Have you handled both of them? They are both excellent cameras, they do different things and they are very different in weight. The D200 is a whole lot heavier than the D80 - will that be significant for you? I'm small and sometimes struggle with a camera that's over 100g lighter than the D200, so there's no way I could handle the D200.

naviathan Jan 1, 2008 5:12 AM

tjsnaps,
The D40x is lacking the top lcd and focus drive motor. This isn't just a I want a new camera deal, it's a switching aperture and shutter settings faster thing along with getting some lenses that don't cost as much as the camera.

mtngal,
Unfortunately I haven't had the opportunity to handle either of the other two cameras which is why I'm having to go from user experiences. I'm not in a position to go to a store and handle the cameras to see which feels better.

Photo 5 Jan 1, 2008 5:23 AM

I would like ot add if you bought such a camera as a D-SLR and within 6 months you want a new one and the D-SLR is notbroke then you really don't know or didn't know what you wanted. I woud seriously take my time when getting your next camera as it sounds like your just throwing money away.

My rule of thumb in getting anew camera is to read allthe info at bhphotovideo.com the review here and then test each camera out in the hands. Since 2005 I have NOT bought a camera without testing it in my hands first even if I buy it from bhphotovideo.com i still find a store that I can test it at first. Some cameras can be very heavy or weird to use so it helps to know before i spend money to find out.

dave

naviathan Jan 1, 2008 6:03 AM

I understand what you're saying, but I bought the D40x as a camera, not necessarilly as a DSLR. All the features on it peaked my interest and I started learning more about photography thanks to the D40x. Now that I've started learning more about all the different options out there and considering more of what I want to do with my photography I've started finding the D40x limited in a few ways. It's a great camera and I plan on passing it to the wife so she can start learning more about photography, but I'm leaning more towards something with an internal drive motor and top LCD for quick settings changes. I want to do some portrait work and some wildlife and action shooting. Yes the D40x would work for those in a limited capacity and I will be using it for a while longer as I'm currently in the desert, but I do want to upgrade either before I leave here or immediately when I get home. hence the reason for my asking now. Seeing how I'm getting a lot of static and little help I'll move on.

TCav Jan 1, 2008 10:15 AM

There are a few significant differences between the D80 and the D200, but onlya few.

The D200 uses CF cards while the D80 uses SD Cards.

The D200 can bracket the exposure in finer increments and in more shots.

The D200 can shoot 5 frames per second, while the D80 can only shoot 3 fps.

The fastest shutter speed of the D200 is 1/8,000, while the fastest in the D80 is 1/4,000.

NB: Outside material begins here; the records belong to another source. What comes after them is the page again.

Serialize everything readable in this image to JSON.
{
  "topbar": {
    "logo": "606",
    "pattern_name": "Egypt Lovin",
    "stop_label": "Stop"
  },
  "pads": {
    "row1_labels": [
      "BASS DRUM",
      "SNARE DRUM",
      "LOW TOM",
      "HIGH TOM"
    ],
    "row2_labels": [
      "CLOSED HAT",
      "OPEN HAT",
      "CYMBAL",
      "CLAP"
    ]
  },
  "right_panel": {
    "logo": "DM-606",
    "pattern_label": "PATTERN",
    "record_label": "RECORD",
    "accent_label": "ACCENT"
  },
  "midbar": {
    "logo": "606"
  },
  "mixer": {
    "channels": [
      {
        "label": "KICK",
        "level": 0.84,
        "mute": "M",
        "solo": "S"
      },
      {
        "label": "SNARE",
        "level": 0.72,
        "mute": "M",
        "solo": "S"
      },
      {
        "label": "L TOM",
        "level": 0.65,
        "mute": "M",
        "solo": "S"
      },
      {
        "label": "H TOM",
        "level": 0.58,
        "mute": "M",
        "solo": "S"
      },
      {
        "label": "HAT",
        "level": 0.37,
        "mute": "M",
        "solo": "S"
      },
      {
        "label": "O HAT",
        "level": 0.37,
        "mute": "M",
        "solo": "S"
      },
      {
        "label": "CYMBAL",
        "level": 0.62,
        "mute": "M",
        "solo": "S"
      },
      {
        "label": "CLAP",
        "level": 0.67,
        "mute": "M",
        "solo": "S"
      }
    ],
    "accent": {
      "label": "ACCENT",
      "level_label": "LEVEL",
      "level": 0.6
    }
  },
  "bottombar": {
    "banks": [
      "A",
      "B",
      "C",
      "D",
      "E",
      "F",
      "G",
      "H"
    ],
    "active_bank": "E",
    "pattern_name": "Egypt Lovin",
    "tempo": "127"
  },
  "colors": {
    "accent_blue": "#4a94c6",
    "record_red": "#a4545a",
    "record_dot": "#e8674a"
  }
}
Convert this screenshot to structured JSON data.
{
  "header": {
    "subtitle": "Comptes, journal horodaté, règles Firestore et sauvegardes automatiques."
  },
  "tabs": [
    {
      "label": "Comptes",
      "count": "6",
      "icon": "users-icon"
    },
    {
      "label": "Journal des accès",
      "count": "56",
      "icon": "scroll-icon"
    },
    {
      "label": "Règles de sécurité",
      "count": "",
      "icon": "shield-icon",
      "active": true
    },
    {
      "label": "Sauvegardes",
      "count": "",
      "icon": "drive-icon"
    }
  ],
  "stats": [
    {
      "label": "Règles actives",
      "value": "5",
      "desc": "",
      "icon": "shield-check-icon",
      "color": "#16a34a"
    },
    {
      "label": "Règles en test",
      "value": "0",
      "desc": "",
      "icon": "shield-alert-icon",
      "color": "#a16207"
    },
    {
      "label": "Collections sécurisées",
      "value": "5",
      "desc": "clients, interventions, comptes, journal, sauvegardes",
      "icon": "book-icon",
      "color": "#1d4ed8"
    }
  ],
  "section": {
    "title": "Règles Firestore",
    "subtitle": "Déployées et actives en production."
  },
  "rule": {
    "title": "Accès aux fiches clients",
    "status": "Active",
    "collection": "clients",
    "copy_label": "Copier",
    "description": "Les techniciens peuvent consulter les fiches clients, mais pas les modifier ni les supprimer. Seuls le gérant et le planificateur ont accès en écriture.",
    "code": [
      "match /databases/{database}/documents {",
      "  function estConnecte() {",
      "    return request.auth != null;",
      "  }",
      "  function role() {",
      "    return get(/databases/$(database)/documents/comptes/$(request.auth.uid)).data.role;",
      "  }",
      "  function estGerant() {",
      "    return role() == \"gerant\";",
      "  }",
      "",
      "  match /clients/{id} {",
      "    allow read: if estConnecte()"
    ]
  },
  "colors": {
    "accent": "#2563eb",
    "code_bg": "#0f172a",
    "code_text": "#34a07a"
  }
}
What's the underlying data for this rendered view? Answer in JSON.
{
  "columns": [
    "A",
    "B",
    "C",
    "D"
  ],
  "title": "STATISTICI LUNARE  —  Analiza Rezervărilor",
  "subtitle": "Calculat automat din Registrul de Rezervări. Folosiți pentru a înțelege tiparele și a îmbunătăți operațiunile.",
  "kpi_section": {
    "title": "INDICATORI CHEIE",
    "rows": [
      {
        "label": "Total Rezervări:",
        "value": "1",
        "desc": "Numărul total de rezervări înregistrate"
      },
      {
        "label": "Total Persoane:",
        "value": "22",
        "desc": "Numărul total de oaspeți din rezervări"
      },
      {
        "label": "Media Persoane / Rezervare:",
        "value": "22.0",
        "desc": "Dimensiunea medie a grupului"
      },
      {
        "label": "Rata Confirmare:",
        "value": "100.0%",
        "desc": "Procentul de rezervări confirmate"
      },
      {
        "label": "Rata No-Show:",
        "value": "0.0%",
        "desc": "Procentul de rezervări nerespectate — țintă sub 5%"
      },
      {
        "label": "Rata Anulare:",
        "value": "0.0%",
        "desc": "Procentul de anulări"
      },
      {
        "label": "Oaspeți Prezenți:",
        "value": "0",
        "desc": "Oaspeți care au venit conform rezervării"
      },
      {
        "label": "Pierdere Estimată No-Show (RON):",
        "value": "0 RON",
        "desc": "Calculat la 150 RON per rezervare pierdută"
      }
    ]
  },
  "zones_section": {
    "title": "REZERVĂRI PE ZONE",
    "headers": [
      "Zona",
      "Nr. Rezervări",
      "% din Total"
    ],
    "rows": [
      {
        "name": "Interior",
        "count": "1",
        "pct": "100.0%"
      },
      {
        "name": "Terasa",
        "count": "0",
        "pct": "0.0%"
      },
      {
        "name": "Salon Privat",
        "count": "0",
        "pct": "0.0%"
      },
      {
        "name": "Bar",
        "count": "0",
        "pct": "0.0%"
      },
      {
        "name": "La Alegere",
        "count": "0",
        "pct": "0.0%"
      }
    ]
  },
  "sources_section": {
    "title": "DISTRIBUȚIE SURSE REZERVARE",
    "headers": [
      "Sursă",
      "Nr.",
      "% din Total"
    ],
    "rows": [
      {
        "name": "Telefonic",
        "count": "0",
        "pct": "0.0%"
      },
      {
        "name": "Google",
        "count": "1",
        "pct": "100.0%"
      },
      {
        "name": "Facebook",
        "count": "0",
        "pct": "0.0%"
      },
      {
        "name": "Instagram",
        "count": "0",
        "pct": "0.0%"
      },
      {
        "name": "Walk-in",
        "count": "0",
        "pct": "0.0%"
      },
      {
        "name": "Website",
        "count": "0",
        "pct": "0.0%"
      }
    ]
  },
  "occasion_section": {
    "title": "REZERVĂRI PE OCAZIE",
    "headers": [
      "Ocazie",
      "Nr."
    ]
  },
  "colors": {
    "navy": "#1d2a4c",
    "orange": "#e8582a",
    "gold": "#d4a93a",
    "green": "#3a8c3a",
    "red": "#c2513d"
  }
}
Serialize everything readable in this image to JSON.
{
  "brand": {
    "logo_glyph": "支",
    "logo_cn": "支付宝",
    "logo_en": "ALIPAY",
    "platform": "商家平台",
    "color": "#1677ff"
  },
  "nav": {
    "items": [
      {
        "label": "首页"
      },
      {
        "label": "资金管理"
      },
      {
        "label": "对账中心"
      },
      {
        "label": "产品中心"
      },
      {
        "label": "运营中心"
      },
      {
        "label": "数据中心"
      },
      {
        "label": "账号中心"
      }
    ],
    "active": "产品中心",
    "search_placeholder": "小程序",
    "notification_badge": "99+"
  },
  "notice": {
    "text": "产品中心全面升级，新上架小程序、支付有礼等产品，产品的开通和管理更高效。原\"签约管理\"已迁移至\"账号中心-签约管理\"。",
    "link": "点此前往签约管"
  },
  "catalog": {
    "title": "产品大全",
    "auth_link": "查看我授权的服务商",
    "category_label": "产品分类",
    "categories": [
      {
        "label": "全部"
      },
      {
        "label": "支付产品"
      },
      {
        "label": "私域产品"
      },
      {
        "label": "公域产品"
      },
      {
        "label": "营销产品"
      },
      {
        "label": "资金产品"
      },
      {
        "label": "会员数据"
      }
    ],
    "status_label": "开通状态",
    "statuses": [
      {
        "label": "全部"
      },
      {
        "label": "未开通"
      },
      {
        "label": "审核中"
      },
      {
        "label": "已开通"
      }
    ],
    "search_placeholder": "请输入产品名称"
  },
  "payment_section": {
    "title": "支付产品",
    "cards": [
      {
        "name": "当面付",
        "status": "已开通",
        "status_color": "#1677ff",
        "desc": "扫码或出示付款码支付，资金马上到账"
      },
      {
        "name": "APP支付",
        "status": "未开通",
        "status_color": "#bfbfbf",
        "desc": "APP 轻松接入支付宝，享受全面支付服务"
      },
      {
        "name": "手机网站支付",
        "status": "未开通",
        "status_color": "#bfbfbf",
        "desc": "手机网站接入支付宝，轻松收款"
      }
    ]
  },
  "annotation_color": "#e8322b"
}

The D80 has a Retouch menu that the D200 does not. (Nikon presumes that, with the D200, you'll be doing your post processing on a computer, whereas, since the D80 is more of a consumer dSLR, there's a greater chance you'd be printing straight from the camera.)

The D200 can bracket the flash in more shots.

The D200, naturally, is intended more for the professional, than is the D80 (but the same could be said about the D80 when compared to the D40x.)

You can compare them yourself at http://www.nikonusa.com/fileuploads/...SLRCompare.pdf

naviathan Jan 1, 2008 10:37 AM

Now that's the kind of info I was looking for. Thanks for that.
Now I have to decide if the price difference (negligable for just the body) is worth the extra shutter speed.

dr_spock Jan 1, 2008 2:10 PM

I believe the D200 will also meter with some of the older Nikon or 3rd party MF lenses. Not sure about the D80. I guess it depends on what lenses you want to use or get in the future.

Ken Rockwell did a comparision of the two:

http://www.kenrockwell.com/nikon/d80/vs-d200.htm

mtngal Jan 1, 2008 3:30 PM

I'll also mention that I have a friend who has the D200. Many times he finds himself in a situation where he doesn't want to lug it around so he recently bought a D40 to use asa P&S alternative - he thinks its a perfect solution to have both cameras. You'd still have the access to the D40X so you might find the same thing.